Operation Blackwater

'Blackwater' was the British establishment of a bridgehead across the Noireau river near Condé sur Noireau in the Calvados region of northern France (1/6 August 1944).

A successor to 'Bluecoat', 'Blackwater' was part of the breakout from the 'Overlord' lodgement in Normandy by Lieutenant General Sir Miles Dempsey’s 2nd Army, and part of the process which led to the establishment of the Falaise pocket.

The undertaking was entrusted to Lieutenant General Sir Richard O’Connor’s VIII Corps, the left-hand formation of the 2nd Army and thus on the eastern flank of Major General Leonard T. Gerow’s V Corps of Lieutenant Courtney H. Hodges’s US 1st Army.
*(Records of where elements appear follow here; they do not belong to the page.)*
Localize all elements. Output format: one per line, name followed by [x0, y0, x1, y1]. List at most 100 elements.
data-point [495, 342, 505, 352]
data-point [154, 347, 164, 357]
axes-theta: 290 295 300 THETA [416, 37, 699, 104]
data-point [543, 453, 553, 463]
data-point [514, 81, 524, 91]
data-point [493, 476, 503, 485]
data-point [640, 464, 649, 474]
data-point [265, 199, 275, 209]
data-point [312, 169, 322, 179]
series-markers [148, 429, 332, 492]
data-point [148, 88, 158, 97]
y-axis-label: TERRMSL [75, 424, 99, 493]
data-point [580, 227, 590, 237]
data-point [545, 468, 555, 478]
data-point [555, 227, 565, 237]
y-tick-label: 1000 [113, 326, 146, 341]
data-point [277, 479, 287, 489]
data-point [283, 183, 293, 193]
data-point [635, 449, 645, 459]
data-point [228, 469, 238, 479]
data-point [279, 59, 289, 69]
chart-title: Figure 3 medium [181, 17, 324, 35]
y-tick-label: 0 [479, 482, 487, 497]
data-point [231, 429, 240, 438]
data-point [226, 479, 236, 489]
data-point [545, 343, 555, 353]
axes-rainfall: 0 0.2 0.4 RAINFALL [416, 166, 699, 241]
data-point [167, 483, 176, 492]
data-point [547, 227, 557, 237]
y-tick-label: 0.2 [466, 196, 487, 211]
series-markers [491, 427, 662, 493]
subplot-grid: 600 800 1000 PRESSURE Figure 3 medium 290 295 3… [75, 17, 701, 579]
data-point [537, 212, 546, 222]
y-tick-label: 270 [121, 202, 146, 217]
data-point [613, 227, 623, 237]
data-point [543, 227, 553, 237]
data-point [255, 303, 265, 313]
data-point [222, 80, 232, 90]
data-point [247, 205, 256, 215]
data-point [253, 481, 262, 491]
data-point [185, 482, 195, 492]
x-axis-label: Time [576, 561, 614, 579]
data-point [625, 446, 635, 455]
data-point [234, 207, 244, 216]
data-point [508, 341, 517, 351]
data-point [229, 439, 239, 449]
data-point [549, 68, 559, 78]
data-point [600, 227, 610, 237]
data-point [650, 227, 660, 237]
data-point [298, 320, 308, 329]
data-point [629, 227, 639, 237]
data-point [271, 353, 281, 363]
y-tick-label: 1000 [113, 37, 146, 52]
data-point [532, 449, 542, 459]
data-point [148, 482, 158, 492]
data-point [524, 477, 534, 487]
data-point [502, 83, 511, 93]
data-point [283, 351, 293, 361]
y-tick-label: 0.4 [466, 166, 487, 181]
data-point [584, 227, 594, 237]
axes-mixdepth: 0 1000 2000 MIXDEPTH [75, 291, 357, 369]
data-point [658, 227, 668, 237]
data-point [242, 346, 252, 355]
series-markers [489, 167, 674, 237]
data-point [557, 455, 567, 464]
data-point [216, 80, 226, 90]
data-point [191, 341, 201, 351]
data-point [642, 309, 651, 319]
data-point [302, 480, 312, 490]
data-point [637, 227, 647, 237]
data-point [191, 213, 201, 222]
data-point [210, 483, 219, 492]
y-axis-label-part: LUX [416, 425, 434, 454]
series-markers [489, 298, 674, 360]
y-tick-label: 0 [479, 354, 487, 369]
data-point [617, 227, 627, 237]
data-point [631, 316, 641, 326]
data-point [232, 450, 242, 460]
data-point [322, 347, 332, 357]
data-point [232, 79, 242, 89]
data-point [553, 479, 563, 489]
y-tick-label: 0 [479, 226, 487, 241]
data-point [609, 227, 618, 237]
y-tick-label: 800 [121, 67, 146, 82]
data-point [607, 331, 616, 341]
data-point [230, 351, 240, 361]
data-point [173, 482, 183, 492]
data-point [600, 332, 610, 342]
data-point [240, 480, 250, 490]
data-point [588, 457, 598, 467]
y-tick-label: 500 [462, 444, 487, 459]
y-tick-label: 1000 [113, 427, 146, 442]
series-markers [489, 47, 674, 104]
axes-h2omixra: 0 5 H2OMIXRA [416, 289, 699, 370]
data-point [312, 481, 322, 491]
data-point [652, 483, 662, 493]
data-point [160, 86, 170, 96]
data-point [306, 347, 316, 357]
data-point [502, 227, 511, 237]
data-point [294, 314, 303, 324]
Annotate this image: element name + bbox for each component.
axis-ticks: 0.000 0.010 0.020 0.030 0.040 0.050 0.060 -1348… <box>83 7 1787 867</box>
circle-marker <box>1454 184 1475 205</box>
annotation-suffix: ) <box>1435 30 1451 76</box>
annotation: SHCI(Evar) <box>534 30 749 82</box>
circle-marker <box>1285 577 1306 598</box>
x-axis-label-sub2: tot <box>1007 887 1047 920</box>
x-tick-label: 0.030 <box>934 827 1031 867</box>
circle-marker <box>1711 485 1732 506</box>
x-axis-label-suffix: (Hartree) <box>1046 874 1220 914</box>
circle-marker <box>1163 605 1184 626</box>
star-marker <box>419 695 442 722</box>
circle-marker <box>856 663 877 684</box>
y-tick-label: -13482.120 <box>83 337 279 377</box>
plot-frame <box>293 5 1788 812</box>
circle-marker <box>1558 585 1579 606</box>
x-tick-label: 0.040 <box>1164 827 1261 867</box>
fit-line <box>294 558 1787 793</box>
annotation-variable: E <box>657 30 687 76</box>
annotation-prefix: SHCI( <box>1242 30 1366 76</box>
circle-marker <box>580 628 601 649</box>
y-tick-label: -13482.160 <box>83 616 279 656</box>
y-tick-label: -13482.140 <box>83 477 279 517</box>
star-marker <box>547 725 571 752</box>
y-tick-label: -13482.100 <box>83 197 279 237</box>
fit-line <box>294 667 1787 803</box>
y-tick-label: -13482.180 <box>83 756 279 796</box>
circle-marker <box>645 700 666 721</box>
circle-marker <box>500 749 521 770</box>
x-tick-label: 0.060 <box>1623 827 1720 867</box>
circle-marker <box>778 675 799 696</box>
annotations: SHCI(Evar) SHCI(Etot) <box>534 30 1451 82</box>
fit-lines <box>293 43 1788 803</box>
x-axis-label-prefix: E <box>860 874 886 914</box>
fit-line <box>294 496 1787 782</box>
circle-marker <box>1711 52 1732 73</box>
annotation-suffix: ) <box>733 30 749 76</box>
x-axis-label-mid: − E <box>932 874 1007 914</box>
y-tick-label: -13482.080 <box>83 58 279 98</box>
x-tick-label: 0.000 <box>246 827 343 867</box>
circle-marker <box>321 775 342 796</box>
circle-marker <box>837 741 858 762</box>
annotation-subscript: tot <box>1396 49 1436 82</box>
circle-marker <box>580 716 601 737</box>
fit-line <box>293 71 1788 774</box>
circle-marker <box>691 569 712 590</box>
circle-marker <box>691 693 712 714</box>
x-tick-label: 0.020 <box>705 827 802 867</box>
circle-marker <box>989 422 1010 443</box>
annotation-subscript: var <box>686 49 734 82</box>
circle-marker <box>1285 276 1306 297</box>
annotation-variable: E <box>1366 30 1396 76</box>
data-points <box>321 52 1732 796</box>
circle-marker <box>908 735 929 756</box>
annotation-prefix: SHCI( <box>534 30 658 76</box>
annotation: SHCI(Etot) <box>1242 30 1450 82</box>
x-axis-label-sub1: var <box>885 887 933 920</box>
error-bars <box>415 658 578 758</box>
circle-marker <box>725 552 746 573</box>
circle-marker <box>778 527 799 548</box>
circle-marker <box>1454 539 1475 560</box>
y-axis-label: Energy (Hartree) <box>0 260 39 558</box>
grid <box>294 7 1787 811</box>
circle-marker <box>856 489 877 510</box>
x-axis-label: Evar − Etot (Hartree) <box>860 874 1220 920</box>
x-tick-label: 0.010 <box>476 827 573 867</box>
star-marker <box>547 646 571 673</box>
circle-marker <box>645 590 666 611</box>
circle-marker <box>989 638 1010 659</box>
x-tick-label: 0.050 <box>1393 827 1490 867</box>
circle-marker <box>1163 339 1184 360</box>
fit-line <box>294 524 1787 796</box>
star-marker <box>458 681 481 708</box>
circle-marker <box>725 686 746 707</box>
The task allocated to the VIII Corps was to advance to Condé sur Noireau, cross the Noireau river and drive toward Flers through the defences of General Gustav von Vaerst’s 5th Panzerarmee, which deployed SS-Obergruppenführer und General der Waffen-SS Wilhelm Bittrich’s II SS Panzerkorps on its left and General Erich Straube’s LXXIV Corps on its right.

British formations were threatening the town of Vire during the first week in August as the VIII Corps continued the drive to the south begun from Caumont on 30 July. Although patrols of Major General G. P. B. Roberts’s 11th Armoured Division had reached a point about 1 mile (1.6 km) to the north of Vire on 2 August, the anti-tank fire of Generalleutnant Eugen Meindl’s 3rd Fallschirmjägerdivision forced their withdrawal. On the following day paratroopers, supported by elements of SS-Oberführer Friedrich-Wilhelm Bock’s 9th SS Panzerdivision 'Hohenstaufen' and SS-Brigadeführer und Generalmajor der Waffen-SS Heinz Harmel’s 10th SS Panzerdivision 'Frundsberg', under II SS Panzerkorps control, counterattacked the exposed British flanks and encircled a small armoured force, bringing the armour into a temporary halt.

The 11th Armoured Division then resumed its attack to the south-east and advanced through Le Beny Bocage, across the road linking Vire and Condé sur Noireau road, and reached a position from which the British threatened Tinchebray and Flers by 6 August.